Guest post from Kristopher T. Kimmell, MD
Neurosurgical Resident, University of Rochester Medical Center
Rochester, NY
On August 29, 2005, Hurricane Katrina made landfall in southeast Louisiana. Shortly after, New Orleans was engulfed in its destructive path and the storm’s surge inundated the city. Katrina’s wake left the most expensive natural disaster in United States history, with New Orleans one of the main casualties.
Katrina-related stories that emerged from New Orleans are a blend of the tragic and heroic. Many stories detail the bravery of medical personnel who stayed behind to care for the city’s sickest and most vulnerable inhabitants despite the grim projections for the storm. Notably, several neurosurgeons took on enormous personal risk to remain in the city caring for very ill neurosurgical patients. Included in this brave group were David G. Kline, MD, FAANS(L) and two of his residents working at LSU Medical Center caring for patients at Charity Hospital. Dr. Kline has previously written about the Spartan conditions for those who stayed. They had no electricity and air conditioning, limited supplies and they were surrounded by water. Dr. Kline described the stark challenges facing medical personnel in treating dehydrated patients with limited supplies — such as using coat hangers as makeshift intravenous fluid poles in a parking structure while awaiting evacuation. Across town, Miguel A. Melgar, MD, PhD, FAANS and two of his residents were caring for patients at Tulane Medical Center, while Gabriel C. Tender, MD, FAANS, an LSU Medical Center neurosurgical graduate, cared for patients at the University Hospital. All stayed on in New Orleans until all the patients could be evacuated to safety to other facilities in places, such as Houston.

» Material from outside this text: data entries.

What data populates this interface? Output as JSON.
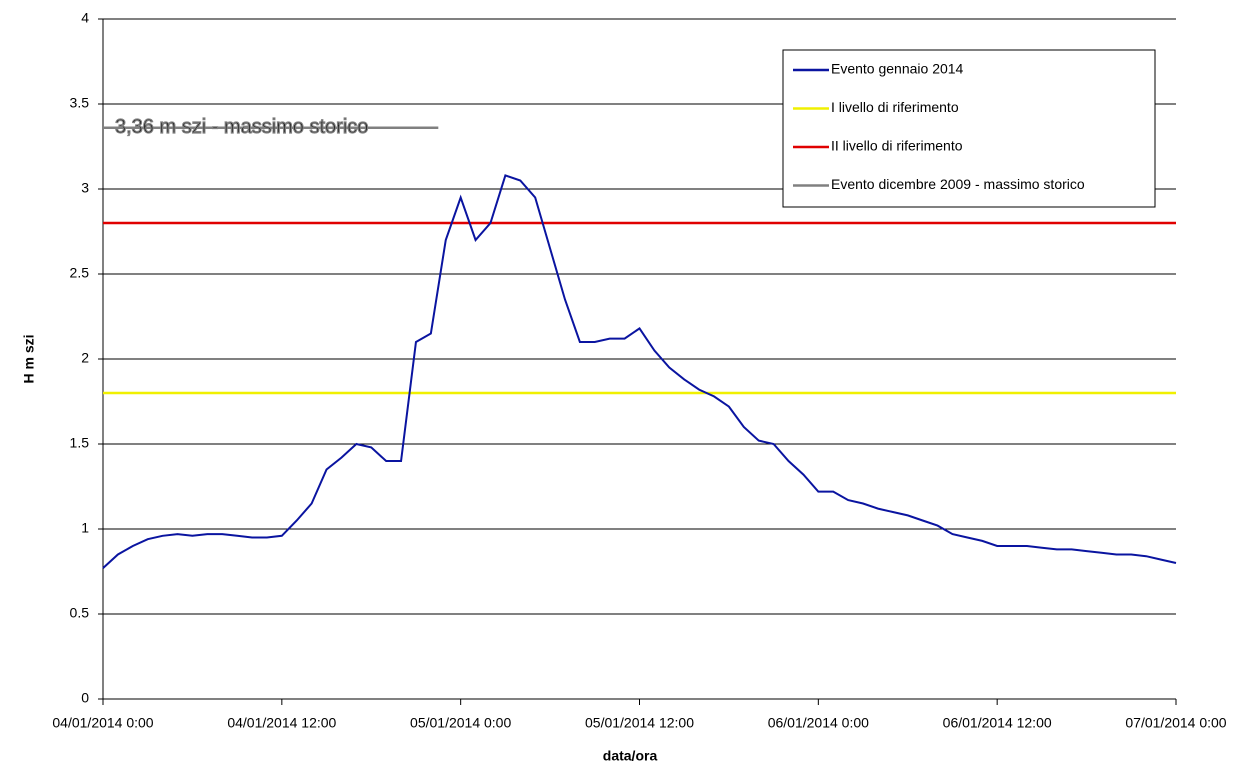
{
  "chart_data": {
    "type": "line",
    "ylabel": "H m szi",
    "xlabel": "data/ora",
    "annotation": "3,36 m szi - massimo storico",
    "ylim": [
      0,
      4
    ],
    "yticks": [
      0,
      0.5,
      1,
      1.5,
      2,
      2.5,
      3,
      3.5,
      4
    ],
    "grid": true,
    "xlim": [
      "04/01/2014 0:00",
      "07/01/2014 0:00"
    ],
    "xticks": [
      "04/01/2014 0:00",
      "04/01/2014 12:00",
      "05/01/2014 0:00",
      "05/01/2014 12:00",
      "06/01/2014 0:00",
      "06/01/2014 12:00",
      "07/01/2014 0:00"
    ],
    "legend": "upper right",
    "series": [
      {
        "name": "Evento gennaio 2014",
        "color": "#0a14a0",
        "x": [
          "04/01/2014 0:00",
          "04/01/2014 1:00",
          "04/01/2014 2:00",
          "04/01/2014 3:00",
          "04/01/2014 4:00",
          "04/01/2014 5:00",
          "04/01/2014 6:00",
          "04/01/2014 7:00",
          "04/01/2014 8:00",
          "04/01/2014 9:00",
          "04/01/2014 10:00",
          "04/01/2014 11:00",
          "04/01/2014 12:00",
          "04/01/2014 13:00",
          "04/01/2014 14:00",
          "04/01/2014 15:00",
          "04/01/2014 16:00",
          "04/01/2014 17:00",
          "04/01/2014 18:00",
          "04/01/2014 19:00",
          "04/01/2014 20:00",
          "04/01/2014 21:00",
          "04/01/2014 22:00",
          "04/01/2014 23:00",
          "05/01/2014 0:00",
          "05/01/2014 1:00",
          "05/01/2014 2:00",
          "05/01/2014 3:00",
          "05/01/2014 4:00",
          "05/01/2014 5:00",
          "05/01/2014 6:00",
          "05/01/2014 7:00",
          "05/01/2014 8:00",
          "05/01/2014 9:00",
          "05/01/2014 10:00",
          "05/01/2014 11:00",
          "05/01/2014 12:00",
          "05/01/2014 13:00",
          "05/01/2014 14:00",
          "05/01/2014 15:00",
          "05/01/2014 16:00",
          "05/01/2014 17:00",
          "05/01/2014 18:00",
          "05/01/2014 19:00",
          "05/01/2014 20:00",
          "05/01/2014 21:00",
          "05/01/2014 22:00",
          "05/01/2014 23:00",
          "06/01/2014 0:00",
          "06/01/2014 1:00",
          "06/01/2014 2:00",
          "06/01/2014 3:00",
          "06/01/2014 4:00",
          "06/01/2014 5:00",
          "06/01/2014 6:00",
          "06/01/2014 7:00",
          "06/01/2014 8:00",
          "06/01/2014 9:00",
          "06/01/2014 10:00",
          "06/01/2014 11:00",
          "06/01/2014 12:00",
          "06/01/2014 13:00",
          "06/01/2014 14:00",
          "06/01/2014 15:00",
          "06/01/2014 16:00",
          "06/01/2014 17:00",
          "06/01/2014 18:00",
          "06/01/2014 19:00",
          "06/01/2014 20:00",
          "06/01/2014 21:00",
          "06/01/2014 22:00",
          "06/01/2014 23:00",
          "07/01/2014 0:00"
        ],
        "values": [
          0.77,
          0.85,
          0.9,
          0.94,
          0.96,
          0.97,
          0.96,
          0.97,
          0.97,
          0.96,
          0.95,
          0.95,
          0.96,
          1.05,
          1.15,
          1.35,
          1.42,
          1.5,
          1.48,
          1.4,
          1.4,
          2.1,
          2.15,
          2.7,
          2.95,
          2.7,
          2.8,
          3.08,
          3.05,
          2.95,
          2.65,
          2.35,
          2.1,
          2.1,
          2.12,
          2.12,
          2.18,
          2.05,
          1.95,
          1.88,
          1.82,
          1.78,
          1.72,
          1.6,
          1.52,
          1.5,
          1.4,
          1.32,
          1.22,
          1.22,
          1.17,
          1.15,
          1.12,
          1.1,
          1.08,
          1.05,
          1.02,
          0.97,
          0.95,
          0.93,
          0.9,
          0.9,
          0.9,
          0.89,
          0.88,
          0.88,
          0.87,
          0.86,
          0.85,
          0.85,
          0.84,
          0.82,
          0.8
        ]
      },
      {
        "name": "I livello di riferimento",
        "color": "#f0f000",
        "x": [
          "04/01/2014 0:00",
          "07/01/2014 0:00"
        ],
        "values": [
          1.8,
          1.8
        ]
      },
      {
        "name": "II livello di riferimento",
        "color": "#e00000",
        "x": [
          "04/01/2014 0:00",
          "07/01/2014 0:00"
        ],
        "values": [
          2.8,
          2.8
        ]
      },
      {
        "name": "Evento dicembre 2009 - massimo storico",
        "color": "#808080",
        "x": [
          "04/01/2014 0:00",
          "04/01/2014 22:30"
        ],
        "values": [
          3.36,
          3.36
        ]
      }
    ]
  }
}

Katrina was a disruptive force for the entire New Orleans community, and the medical facilities were no exception. Many closed indefinitely — some permanently (Charity Hospital) — and many medical students and resident trainees were forced to relocate to continue their training. Dr. Kline lost two LSU residents as a result of the storm when they relocated to complete their training.
Now, ten years later, the story of Katrina has not been completely written. The medical community is still adjusting to life post-Katrina. Charity, the city’s iconic hospital for the area’s large uninsured and indigent population, remains closed. However, sometimes disruptive forces led to innovative solutions. In the aftermath of Charity’s closure, the LSU Medical Center has constructed a brand new hospital facility that will help to serve the city’s uninsured, as well as provide a center for clinical research and high-level medical and surgical services. The neurosurgical training programs at LSU and Tulane have returned to their full complement and continue to adapt to the evolving healthcare systems and delivery models.
In some ways, Katrina presaged the cataclysmic changes to healthcare in the United States. In the wake of tidal waves of legislative and regulatory reform, many healthcare providers struggle to keep their heads above water. Neurosurgeons — through the advocacy of our national organizations — are striving to stay on high ground and navigate the new topography of healthcare in this country and maintain the highest quality of care for our patients. New Orleans provided an excellent venue for us to review our history and look to the future of our specialty. The Faces of Neurosurgery who provided courageous service during Katrina serve as a model of how to survive the flood and eventually thrive.